In his interview with the BBC on Saturday, Andrew denied having sex with Giuffre, saying he didn’t remember meeting her despite a published photograph that appears to show the prince with his arm around her.
He said he regrets not cutting ties with Epstein after the financier pleaded guilty in 2008 to soliciting a minor for prostitution in Florida under a deal that required him to serve 13 months in jail and register as a sex offender.
But the prince notably failed to express any sympathy for Epstein’s victims. And he defended his previous friendship with the billionaire investor because of the contacts it provided when Andrew was preparing for a role as Britain’s special trade representative.
The scandal over Andrew’s ties to Epstein has blossomed into the biggest challenge for Britain’s monarchy since the 1997 death of Princess Diana, when the queen was accused of appearing aloof and out of touch amid an outpouring of national mourning for the popular royal with the common touch.

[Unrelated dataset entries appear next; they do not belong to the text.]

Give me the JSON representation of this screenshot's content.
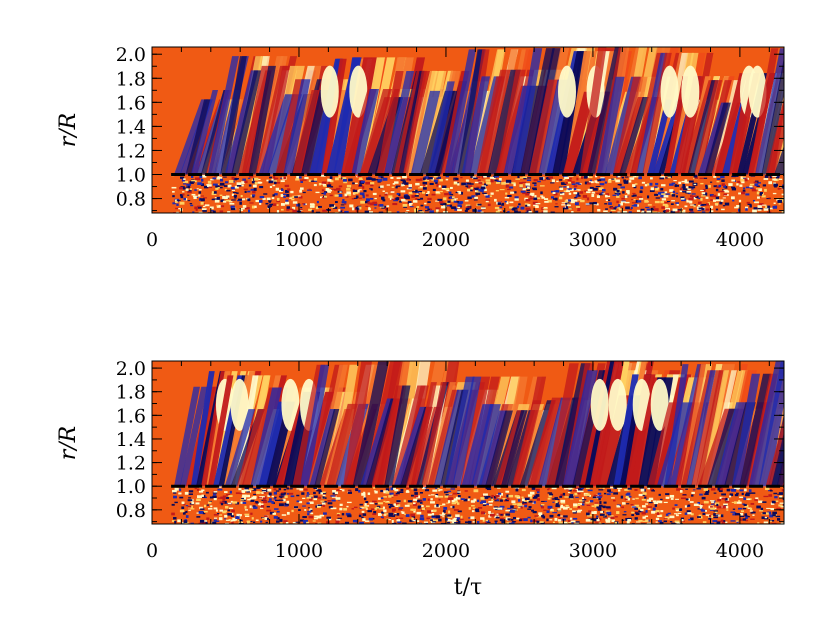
{
  "chart_data": [
    {
      "type": "heatmap",
      "panel": "top",
      "title": "",
      "xlabel": "",
      "ylabel": "r/R",
      "x_ticks": [
        "0",
        "1000",
        "2000",
        "3000",
        "4000"
      ],
      "y_ticks": [
        "0.8",
        "1.0",
        "1.2",
        "1.4",
        "1.6",
        "1.8",
        "2.0"
      ],
      "xlim": [
        0,
        4300
      ],
      "ylim": [
        0.68,
        2.06
      ],
      "surface_line": {
        "y": 1.0,
        "style": "dashed",
        "color": "#000000"
      },
      "colormap": [
        "#0a0a5a",
        "#1e2ab0",
        "#c21a1a",
        "#f04a18",
        "#f57a30",
        "#ffd060",
        "#fffac8"
      ],
      "background_color": "#f05a14",
      "onset_time": 150,
      "wave_crossing_period": 115,
      "strong_events": [
        1150,
        2700,
        3450,
        3900
      ]
    },
    {
      "type": "heatmap",
      "panel": "bottom",
      "title": "",
      "xlabel": "t/τ",
      "ylabel": "r/R",
      "x_ticks": [
        "0",
        "1000",
        "2000",
        "3000",
        "4000"
      ],
      "y_ticks": [
        "0.8",
        "1.0",
        "1.2",
        "1.4",
        "1.6",
        "1.8",
        "2.0"
      ],
      "xlim": [
        0,
        4300
      ],
      "ylim": [
        0.68,
        2.06
      ],
      "surface_line": {
        "y": 1.0,
        "style": "dashed",
        "color": "#000000"
      },
      "colormap": [
        "#0a0a5a",
        "#1e2ab0",
        "#c21a1a",
        "#f04a18",
        "#f57a30",
        "#ffd060",
        "#fffac8"
      ],
      "background_color": "#f05a14",
      "onset_time": 150,
      "wave_crossing_period": 115,
      "strong_events": [
        300,
        800,
        2950,
        3150
      ]
    }
  ]
}
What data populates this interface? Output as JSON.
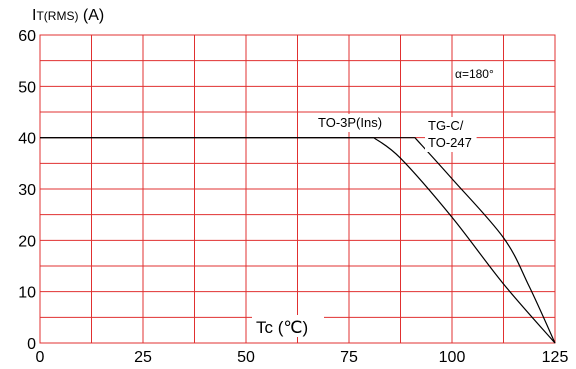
{
  "chart_data": {
    "type": "line",
    "title": "",
    "ylabel": {
      "main": "I",
      "sub": "T(RMS)",
      "unit": " (A)"
    },
    "xlabel": {
      "main": "Tc",
      "unit": " (℃)"
    },
    "xlim": [
      0,
      125
    ],
    "ylim": [
      0,
      60
    ],
    "x_ticks": [
      0,
      25,
      50,
      75,
      100,
      125
    ],
    "y_ticks": [
      0,
      10,
      20,
      30,
      40,
      50,
      60
    ],
    "grid": true,
    "grid_minor": true,
    "grid_color": "#e03030",
    "line_color": "#000000",
    "annotation": "α=180°",
    "series": [
      {
        "name": "TO-3P(Ins)",
        "label_lines": [
          "TO-3P(Ins)"
        ],
        "points": [
          [
            0,
            40
          ],
          [
            81,
            40
          ],
          [
            87.5,
            36
          ],
          [
            100,
            24.5
          ],
          [
            112.5,
            11.5
          ],
          [
            125,
            0
          ]
        ]
      },
      {
        "name": "TG-C/ TO-247",
        "label_lines": [
          "TG-C/",
          "TO-247"
        ],
        "points": [
          [
            0,
            40
          ],
          [
            91,
            40
          ],
          [
            100,
            32
          ],
          [
            112.5,
            20.5
          ],
          [
            118.75,
            11
          ],
          [
            125,
            0
          ]
        ]
      }
    ]
  }
}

Andrew’s decision to withdraw from public life came after he consulted his mother, the 93-year-old monarch, who has not commented on the matter.
Andrew is the queen’s third child and second son. His older brother, Prince Charles, is heir to the throne, but Andrew is eighth in line, after Charles’ sons and grandchildren.
Joe Little, managing editor of Majesty magazine, said it’s possible that Andrew may be rehabilitated in the future if he is able to establish his innocence beyond any shadow of doubt.
“Clearly this has to take a legal route, some sort of consultation with the FBI or somebody in an attempt to clear his name,” Little said. “It remains to be seen if that will ever be possible, and that process could take a very long time.”
He said in the meantime Andrew will continue to have a place at family events like the queen’s Christmas celebrations at her rural retreat in Sandringham. He does not expect Andrew to be strapped for cash, because the prince is expected to continue to receive funds from the queen’s private accounts.
“It’s unprecedented,” Little said of the scandal. “It’s a big deal for somebody so close to the queen to be humiliated and disgraced in such a way.”
Andrew has served as a patron or been involved in dozens of charitable roles that will now be eliminated as he begins a new phase without royal duties. He is also expected to give up his ceremonial military posts.
Buckingham Palace said Andrew will continue to work on his flagship Pitch@Palace project but will do so on a private basis without financial help from the palace.
Andrew’s woes have provided plenty of fodder for Republic, an anti-monarchist movement that wants Britain to elect its head of state rather than put the monarch in that role.
“This whole episode shows why the monarchy is not fit for purpose,” said Graham Smith, the leader of Republic. “Andrew is the worst example of a long tradition of bad behavior. We need a democratic alternative to the monarchy sooner rather than later.”
––– Jill Lawless contributed to this report.